Office- and national-level breakdowns of fully favorable vs denial rates aren't currently published by SSA in the per-office disposition data. The judge's own breakdown is the detail we have today.
Approval rate over time
Year-over-year approval rate across Judge Hoover's docket. Annual rates fluctuate with the mix of cases SSA assigns; the longer-run pattern is more informative than any single year.
Decision pattern
Over her 10-year tenure, Judge Hoover has shown a steady decision pattern. Her approval rates have fluctuated between a low of 27% in 2016 and a high of 40% in 2020 and 2025. This recent performance reflects a continuation of her established approach to evaluating disability claims. The data suggests that her decision-making remains stable, with the latest period showing a slight increase compared to her overall lifetime average.
Preparing for an SSDI hearing
The guidance below applies to any SSDI hearing, not specifically to Judge Hoover's bench. Judge-specific preparation guidance requires a corpus of public Appeals Council decisions involving each judge, which we haven't built yet.
- Bring a clean treating-physician record. Longitudinal primary-care or specialist notes spanning the disability period, with consistent symptom documentation, are typically the strongest evidence at hearing. A single month's records usually aren't enough.
- Don't rely on consultative exams alone. If your medical evidence is built primarily around a one-time CE finding, expect detailed questioning. Supplement with treating-source statements where possible.
- Prepare for daily-activity questions. Have honest, specific answers about a typical day. Answers that conflict with the medical record (in either direction) tend to hurt credibility.
- Expect transferable-skills probing. A vocational expert will usually testify about jobs available to someone with your limitations. Your representative should be prepared to cross-examine.
Hearing with Judge Hoover? Free, confidential — see if you qualify for SSDI.
Free Benefits ReviewAbout the Las Vegas hearing office
The Las Vegas Hearing Office serves residents across Nevada, managing a high volume of disability claims.
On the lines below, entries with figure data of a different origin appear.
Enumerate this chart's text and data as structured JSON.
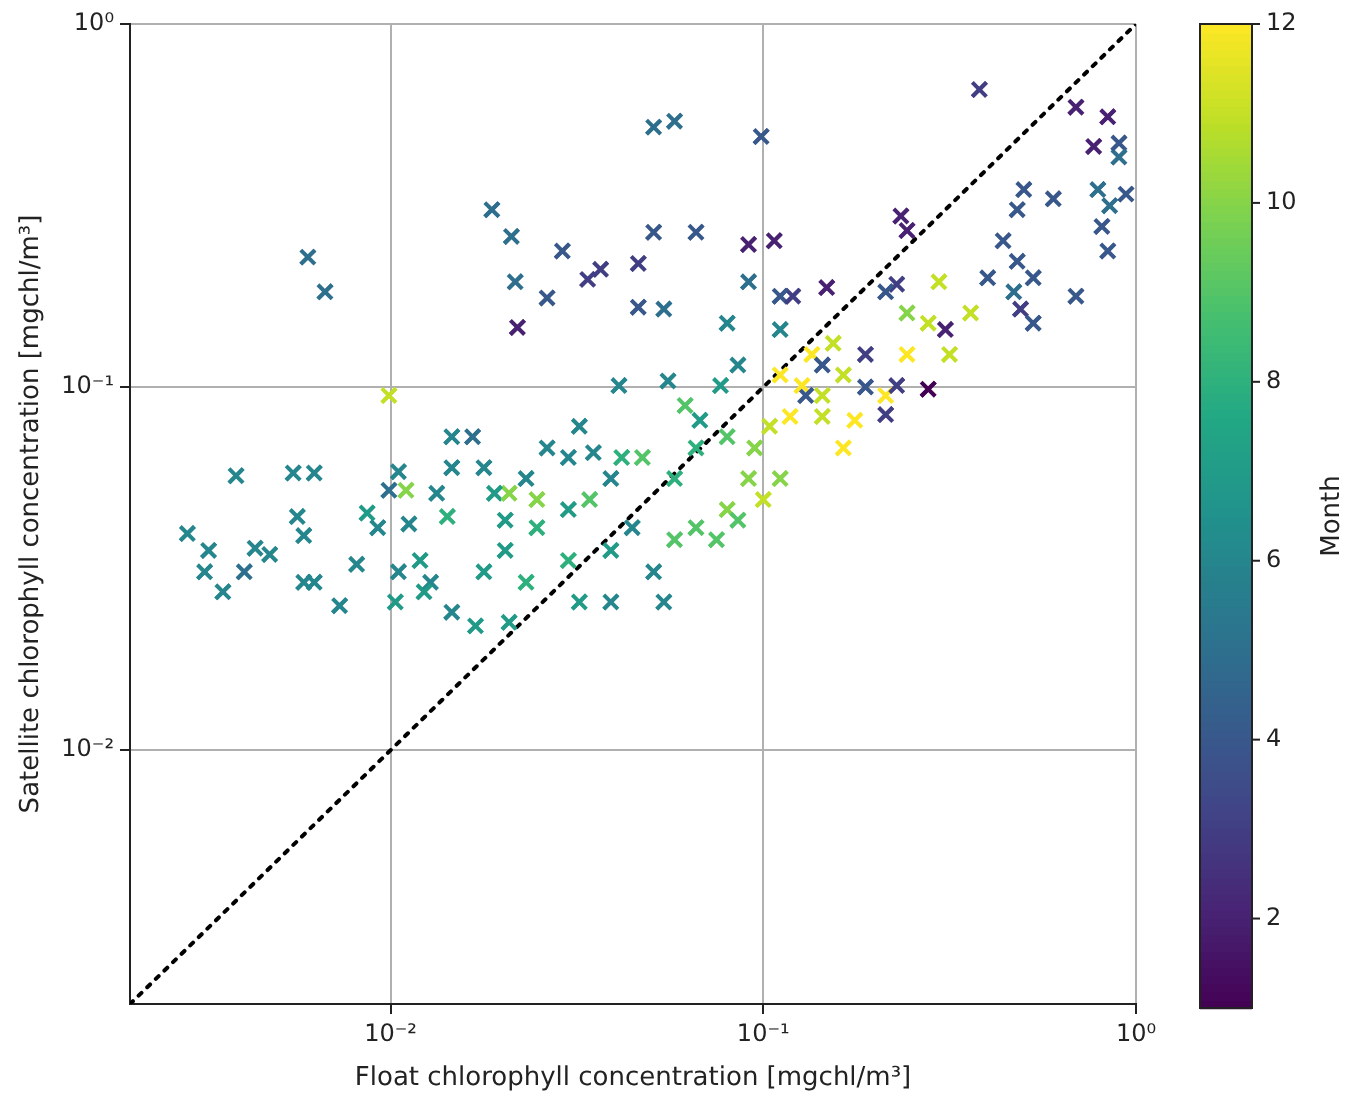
{
  "chart_data": {
    "type": "scatter",
    "xlabel": "Float chlorophyll concentration [mgchl/m³]",
    "ylabel": "Satellite chlorophyll concentration [mgchl/m³]",
    "clabel": "Month",
    "log": "xy",
    "grid": true,
    "xlim": [
      0.002,
      1
    ],
    "ylim": [
      0.002,
      1
    ],
    "xticks": [
      {
        "value": 0.01,
        "label": "10⁻²"
      },
      {
        "value": 0.1,
        "label": "10⁻¹"
      },
      {
        "value": 1,
        "label": "10⁰"
      }
    ],
    "yticks": [
      {
        "value": 0.01,
        "label": "10⁻²"
      },
      {
        "value": 0.1,
        "label": "10⁻¹"
      },
      {
        "value": 1,
        "label": "10⁰"
      }
    ],
    "clim": [
      1,
      12
    ],
    "cticks": [
      2,
      4,
      6,
      8,
      10,
      12
    ],
    "series": [
      {
        "type": "scatter",
        "marker": "cross",
        "colors": [
          "#2e6f8e",
          "#2e6f8e",
          "#2e6f8e",
          "#2e6f8e",
          "#2e6f8e",
          "#482172",
          "#38588b",
          "#38588b",
          "#423e84",
          "#423e84",
          "#423e84",
          "#38588b",
          "#38588b",
          "#38588b",
          "#2e6f8e",
          "#2e6f8e",
          "#38588b",
          "#482172",
          "#482172",
          "#38588b",
          "#423e84",
          "#482172",
          "#423e84",
          "#482172",
          "#482172",
          "#423e84",
          "#482172",
          "#482172",
          "#482172",
          "#38588b",
          "#38588b",
          "#38588b",
          "#38588b",
          "#38588b",
          "#38588b",
          "#38588b",
          "#38588b",
          "#423e84",
          "#440154",
          "#482172",
          "#38588b",
          "#423e84",
          "#25868d",
          "#25868d",
          "#25868d",
          "#25868d",
          "#2e6f8e",
          "#25868d",
          "#25868d",
          "#25868d",
          "#25868d",
          "#25868d",
          "#25868d",
          "#25868d",
          "#25868d",
          "#25868d",
          "#25868d",
          "#25868d",
          "#219b88",
          "#25868d",
          "#2e6f8e",
          "#25868d",
          "#25868d",
          "#219b88",
          "#25868d",
          "#219b88",
          "#25868d",
          "#25868d",
          "#25868d",
          "#25868d",
          "#2e6f8e",
          "#25868d",
          "#219b88",
          "#219b88",
          "#25868d",
          "#25868d",
          "#25868d",
          "#25868d",
          "#25868d",
          "#25868d",
          "#219b88",
          "#2eb07d",
          "#219b88",
          "#219b88",
          "#2eb07d",
          "#2eb07d",
          "#219b88",
          "#25868d",
          "#25868d",
          "#25868d",
          "#25868d",
          "#219b88",
          "#219b88",
          "#25868d",
          "#219b88",
          "#219b88",
          "#c3e026",
          "#86d449",
          "#2eb07d",
          "#86d449",
          "#86d449",
          "#53c468",
          "#2eb07d",
          "#53c468",
          "#2eb07d",
          "#2eb07d",
          "#219b88",
          "#53c468",
          "#219b88",
          "#25868d",
          "#53c468",
          "#86d449",
          "#86d449",
          "#c3e026",
          "#fde725",
          "#fde725",
          "#c3e026",
          "#c3e026",
          "#c3e026",
          "#fde725",
          "#fde725",
          "#fde725",
          "#fde725",
          "#fde725",
          "#86d449",
          "#c3e026",
          "#86d449",
          "#53c468",
          "#53c468",
          "#53c468",
          "#53c468",
          "#25868d",
          "#25868d",
          "#25868d",
          "#25868d",
          "#2e6f8e",
          "#2e6f8e",
          "#38588b",
          "#38588b",
          "#38588b",
          "#423e84",
          "#423e84",
          "#c3e026",
          "#c3e026",
          "#c3e026",
          "#c3e026",
          "#86d449",
          "#c3e026",
          "#fde725",
          "#38588b",
          "#2e6f8e",
          "#38588b",
          "#38588b",
          "#38588b",
          "#2e6f8e",
          "#38588b",
          "#2e6f8e",
          "#2e6f8e"
        ],
        "x": [
          0.006,
          0.00667,
          0.0187,
          0.0211,
          0.0216,
          0.0219,
          0.0263,
          0.0289,
          0.0338,
          0.0366,
          0.0462,
          0.0462,
          0.0508,
          0.066,
          0.0508,
          0.0578,
          0.0987,
          0.0913,
          0.107,
          0.111,
          0.12,
          0.148,
          0.228,
          0.243,
          0.234,
          0.38,
          0.69,
          0.77,
          0.84,
          0.9,
          0.81,
          0.6,
          0.5,
          0.48,
          0.53,
          0.4,
          0.48,
          0.49,
          0.277,
          0.308,
          0.213,
          0.188,
          0.00285,
          0.00325,
          0.00317,
          0.00355,
          0.00405,
          0.00474,
          0.00433,
          0.00385,
          0.00548,
          0.00624,
          0.00562,
          0.00585,
          0.00624,
          0.0073,
          0.00585,
          0.00811,
          0.00865,
          0.00924,
          0.0099,
          0.0105,
          0.0112,
          0.012,
          0.0105,
          0.0103,
          0.0128,
          0.0133,
          0.0146,
          0.0146,
          0.0166,
          0.0178,
          0.019,
          0.0203,
          0.0231,
          0.0263,
          0.03,
          0.0321,
          0.035,
          0.039,
          0.03,
          0.0247,
          0.0203,
          0.0178,
          0.0231,
          0.03,
          0.039,
          0.0445,
          0.0508,
          0.0541,
          0.039,
          0.0321,
          0.0208,
          0.0146,
          0.0123,
          0.0169,
          0.0099,
          0.011,
          0.0142,
          0.0208,
          0.0247,
          0.0342,
          0.0417,
          0.0474,
          0.0578,
          0.066,
          0.0676,
          0.0617,
          0.0768,
          0.0855,
          0.08,
          0.0913,
          0.0948,
          0.104,
          0.118,
          0.127,
          0.144,
          0.164,
          0.154,
          0.135,
          0.111,
          0.164,
          0.213,
          0.243,
          0.111,
          0.1,
          0.08,
          0.066,
          0.0749,
          0.0578,
          0.0855,
          0.041,
          0.0555,
          0.111,
          0.08,
          0.0541,
          0.0913,
          0.144,
          0.13,
          0.188,
          0.213,
          0.228,
          0.316,
          0.277,
          0.36,
          0.296,
          0.243,
          0.144,
          0.176,
          0.44,
          0.47,
          0.53,
          0.69,
          0.84,
          0.79,
          0.94,
          0.9,
          0.85
        ],
        "values": [
          0.228,
          0.183,
          0.308,
          0.26,
          0.195,
          0.146,
          0.176,
          0.237,
          0.198,
          0.211,
          0.219,
          0.166,
          0.267,
          0.267,
          0.52,
          0.54,
          0.49,
          0.247,
          0.253,
          0.178,
          0.178,
          0.188,
          0.192,
          0.27,
          0.296,
          0.66,
          0.59,
          0.46,
          0.555,
          0.47,
          0.277,
          0.33,
          0.35,
          0.222,
          0.2,
          0.2,
          0.308,
          0.164,
          0.0987,
          0.144,
          0.183,
          0.123,
          0.0395,
          0.0355,
          0.031,
          0.0273,
          0.031,
          0.0346,
          0.036,
          0.057,
          0.058,
          0.058,
          0.044,
          0.039,
          0.029,
          0.025,
          0.029,
          0.0325,
          0.045,
          0.041,
          0.052,
          0.0585,
          0.042,
          0.0333,
          0.031,
          0.0256,
          0.029,
          0.051,
          0.06,
          0.073,
          0.073,
          0.06,
          0.051,
          0.043,
          0.056,
          0.068,
          0.064,
          0.078,
          0.066,
          0.056,
          0.046,
          0.041,
          0.0355,
          0.031,
          0.029,
          0.0333,
          0.0355,
          0.041,
          0.031,
          0.0256,
          0.0256,
          0.0256,
          0.0225,
          0.024,
          0.0273,
          0.022,
          0.0948,
          0.052,
          0.044,
          0.051,
          0.049,
          0.049,
          0.064,
          0.064,
          0.056,
          0.068,
          0.081,
          0.089,
          0.101,
          0.115,
          0.073,
          0.056,
          0.068,
          0.078,
          0.083,
          0.101,
          0.083,
          0.108,
          0.132,
          0.123,
          0.108,
          0.068,
          0.0948,
          0.123,
          0.056,
          0.049,
          0.046,
          0.041,
          0.038,
          0.038,
          0.043,
          0.101,
          0.104,
          0.144,
          0.15,
          0.164,
          0.195,
          0.115,
          0.0948,
          0.1,
          0.084,
          0.101,
          0.123,
          0.15,
          0.16,
          0.195,
          0.16,
          0.0948,
          0.081,
          0.253,
          0.183,
          0.15,
          0.178,
          0.237,
          0.35,
          0.34,
          0.43,
          0.316
        ],
        "cvalues": [
          5,
          5,
          5,
          5,
          5,
          2,
          4,
          4,
          3,
          3,
          3,
          4,
          4,
          4,
          5,
          5,
          4,
          2,
          2,
          4,
          3,
          2,
          3,
          2,
          2,
          3,
          2,
          2,
          2,
          4,
          4,
          4,
          4,
          4,
          4,
          4,
          4,
          3,
          1,
          2,
          4,
          3,
          6,
          6,
          6,
          6,
          5,
          6,
          6,
          6,
          6,
          6,
          6,
          6,
          6,
          6,
          6,
          6,
          7,
          6,
          5,
          6,
          6,
          7,
          6,
          7,
          6,
          6,
          6,
          6,
          5,
          6,
          7,
          7,
          6,
          6,
          6,
          6,
          6,
          6,
          7,
          8,
          7,
          7,
          8,
          8,
          7,
          6,
          6,
          6,
          6,
          7,
          7,
          6,
          7,
          7,
          11,
          10,
          8,
          10,
          10,
          9,
          8,
          9,
          8,
          8,
          7,
          9,
          7,
          6,
          9,
          10,
          10,
          11,
          12,
          12,
          11,
          11,
          11,
          12,
          12,
          12,
          12,
          12,
          10,
          11,
          10,
          9,
          9,
          9,
          9,
          6,
          6,
          6,
          6,
          5,
          5,
          4,
          4,
          4,
          3,
          3,
          11,
          11,
          11,
          11,
          10,
          11,
          12,
          4,
          5,
          4,
          4,
          4,
          5,
          4,
          5,
          5
        ]
      },
      {
        "type": "line",
        "x": [
          0.002,
          1
        ],
        "values": [
          0.002,
          1
        ],
        "color": "#000000",
        "line_style": "dotted"
      }
    ]
  }
}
With a bench of 6 judges, the office currently reports an approval rate of 60%. You can expect a standard hearing process focused on medical documentation and vocational testimony. You can visit the Las Vegas Hearing Office page for the full ALJ roster.
Other judges at this hearing office
The Social Security Administration assigns cases using a workload-balancing algorithm, meaning the judge you are assigned is essentially random. At the Las Vegas Hearing Office, the office's 6 ALJs range from 35% to 68% in their lifetime approval rates. Because each judge has a unique approach to evidence, understanding the office-wide environment is useful. You can find more information on the Las Vegas Hearing Office page.